2
votes

I've a problem with alter table that changes the table schema but not the parquet schema.

For example I've a PARQUET table with these columns:

column1(string)    column2(string) 
column3(string)    column4(string)
column5(bigint)

Now, I try to change the table's schema with

ALTER TABLE name_table DROP COLUMN column3; 

With DESCRIBE TABLE I can see that the column2 there is not anymore;

Now I try to execute select * from table but i receive an error like this :

"data.0.parq' has an incompatible type with the table schema for column column4. Expected type: INT64. Actual type: BYTE_ARRAY"

The values of deleted column are yet present in parquet file that has 5 columns and not 4 (as the table schema)

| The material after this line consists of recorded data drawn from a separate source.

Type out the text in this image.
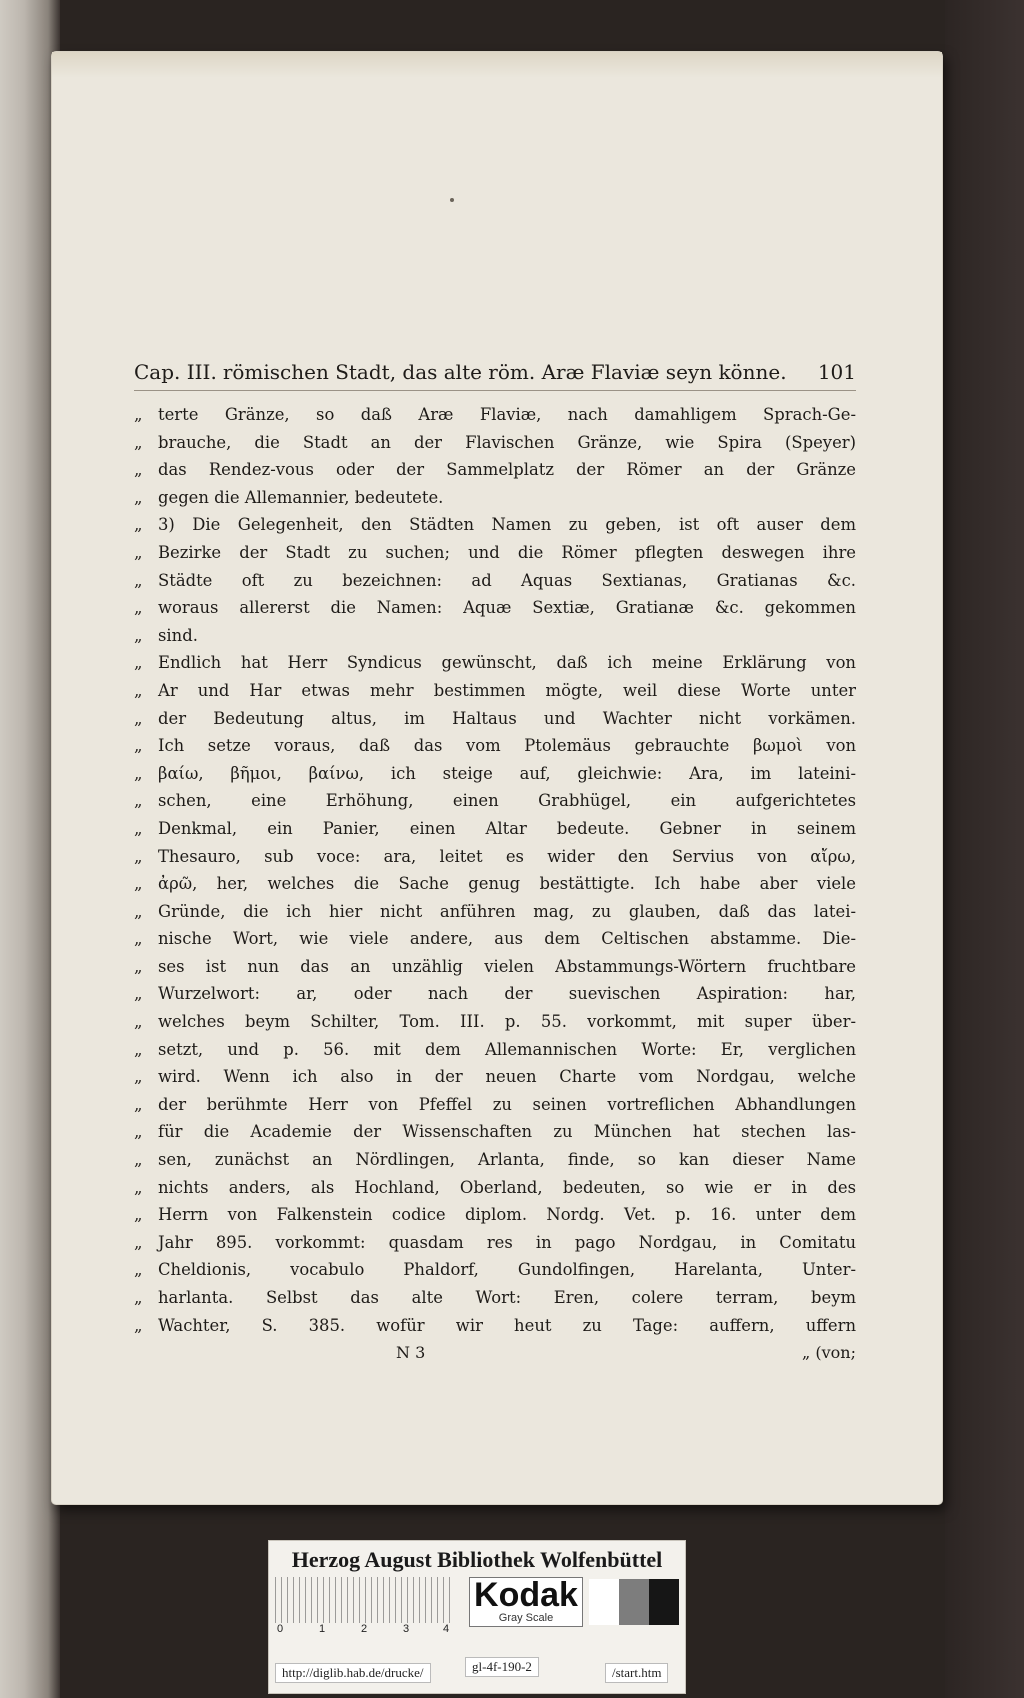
Cap. III. römischen Stadt, das alte röm. Aræ Flaviæ seyn könne.	101
„ terte Gränze, so daß Aræ Flaviæ, nach damahligem Sprach-Ge-
„ brauche, die Stadt an der Flavischen Gränze, wie Spira (Speyer)
„ das Rendez-vous oder der Sammelplatz der Römer an der Gränze
„ gegen die Allemannier, bedeutete.
„ 3) Die Gelegenheit, den Städten Namen zu geben, ist oft auser dem
„ Bezirke der Stadt zu suchen; und die Römer pflegten deswegen ihre
„ Städte oft zu bezeichnen: ad Aquas Sextianas, Gratianas &c.
„ woraus allererst die Namen: Aquæ Sextiæ, Gratianæ &c. gekommen
„ sind.
„ Endlich hat Herr Syndicus gewünscht, daß ich meine Erklärung von
„ Ar und Har etwas mehr bestimmen mögte, weil diese Worte unter
„ der Bedeutung altus, im Haltaus und Wachter nicht vorkämen.
„ Ich setze voraus, daß das vom Ptolemäus gebrauchte βωμοὶ von
„ βαίω, βῆμοι, βαίνω, ich steige auf, gleichwie: Ara, im lateini-
„ schen, eine Erhöhung, einen Grabhügel, ein aufgerichtetes
„ Denkmal, ein Panier, einen Altar bedeute. Gebner in seinem
„ Thesauro, sub voce: ara, leitet es wider den Servius von αἴρω,
„ ἀρῶ, her, welches die Sache genug bestättigte. Ich habe aber viele
„ Gründe, die ich hier nicht anführen mag, zu glauben, daß das latei-
„ nische Wort, wie viele andere, aus dem Celtischen abstamme. Die-
„ ses ist nun das an unzählig vielen Abstammungs-Wörtern fruchtbare
„ Wurzelwort: ar, oder nach der suevischen Aspiration: har,
„ welches beym Schilter, Tom. III. p. 55. vorkommt, mit super über-
„ setzt, und p. 56. mit dem Allemannischen Worte: Er, verglichen
„ wird. Wenn ich also in der neuen Charte vom Nordgau, welche
„ der berühmte Herr von Pfeffel zu seinen vortreflichen Abhandlungen
„ für die Academie der Wissenschaften zu München hat stechen las-
„ sen, zunächst an Nördlingen, Arlanta, finde, so kan dieser Name
„ nichts anders, als Hochland, Oberland, bedeuten, so wie er in des
„ Herrn von Falkenstein codice diplom. Nordg. Vet. p. 16. unter dem
„ Jahr 895. vorkommt: quasdam res in pago Nordgau, in Comitatu
„ Cheldionis, vocabulo Phaldorf, Gundolfingen, Harelanta, Unter-
„ harlanta. Selbst das alte Wort: Eren, colere terram, beym
„ Wachter, S. 385. wofür wir heut zu Tage: auffern, uffern
N 3	„ (von;
Herzog August Bibliothek Wolfenbüttel
0	1	2	3	4
Kodak
Gray Scale
http://diglib.hab.de/drucke/	gl-4f-190-2	/start.htm
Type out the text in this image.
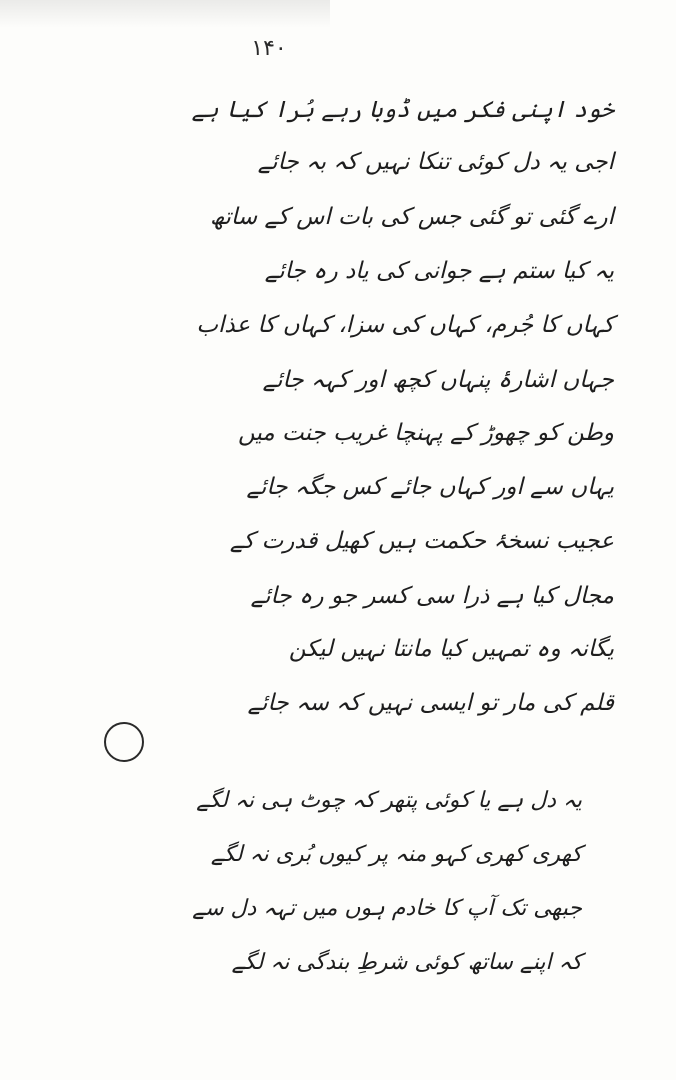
۱۴۰
خود اپنی فکر میں ڈوبا رہے بُرا کیا ہے
اجی یہ دل کوئی تنکا نہیں کہ بہ جائے
ارے گئی تو گئی جس کی بات اس کے ساتھ
یہ کیا ستم ہے جوانی کی یاد رہ جائے
کہاں کا جُرم، کہاں کی سزا، کہاں کا عذاب
جہاں اشارۂ پنہاں کچھ اور کہہ جائے
وطن کو چھوڑ کے پہنچا غریب جنت میں
یہاں سے اور کہاں جائے کس جگہ جائے
عجیب نسخۂ حکمت ہیں کھیل قدرت کے
مجال کیا ہے ذرا سی کسر جو رہ جائے
یگانہ وہ تمہیں کیا مانتا نہیں لیکن
قلم کی مار تو ایسی نہیں کہ سہ جائے
یہ دل ہے یا کوئی پتھر کہ چوٹ ہی نہ لگے
کھری کھری کہو منہ پر کیوں بُری نہ لگے
جبھی تک آپ کا خادم ہوں میں تہہ دل سے
کہ اپنے ساتھ کوئی شرطِ بندگی نہ لگے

This is a bug? How I can change the Parquet file's schema using Hive?

3
are you sure you're using hive and not impala ? - Roberto Congiu

3 Answers

2
votes

This is not a bug. When you drop the columns, that just updates the definition in Hive Metastore, which is just the information about the table. The underlying files on HDFS remain unchanged. Since the parquet metadata is embedded in the files , they have no idea what the metadata change has been. Hence you see this issue.

2
votes

The solution is described here. If you want to add a column(s) to a parquet table and be compatible with both impala and hive, you need to add the column(s) at the end.

If you alter the table and change column names or drop a column, that table will no longer be compatible with impala.

0
votes

I had the same error after adding a column to hive table.

Solution is to set the below query option at each session

set PARQUET_FALLBACK_SCHEMA_RESOLUTION=name;

If you're using Cloudera distribution, set it permanently in Cloudera Manager => Impala configuration => Impala Daemon Query Options Advanced Configuration Snippet (Safety Valve)

set config value as PARQUET_FALLBACK_SCHEMA_RESOLUTION=name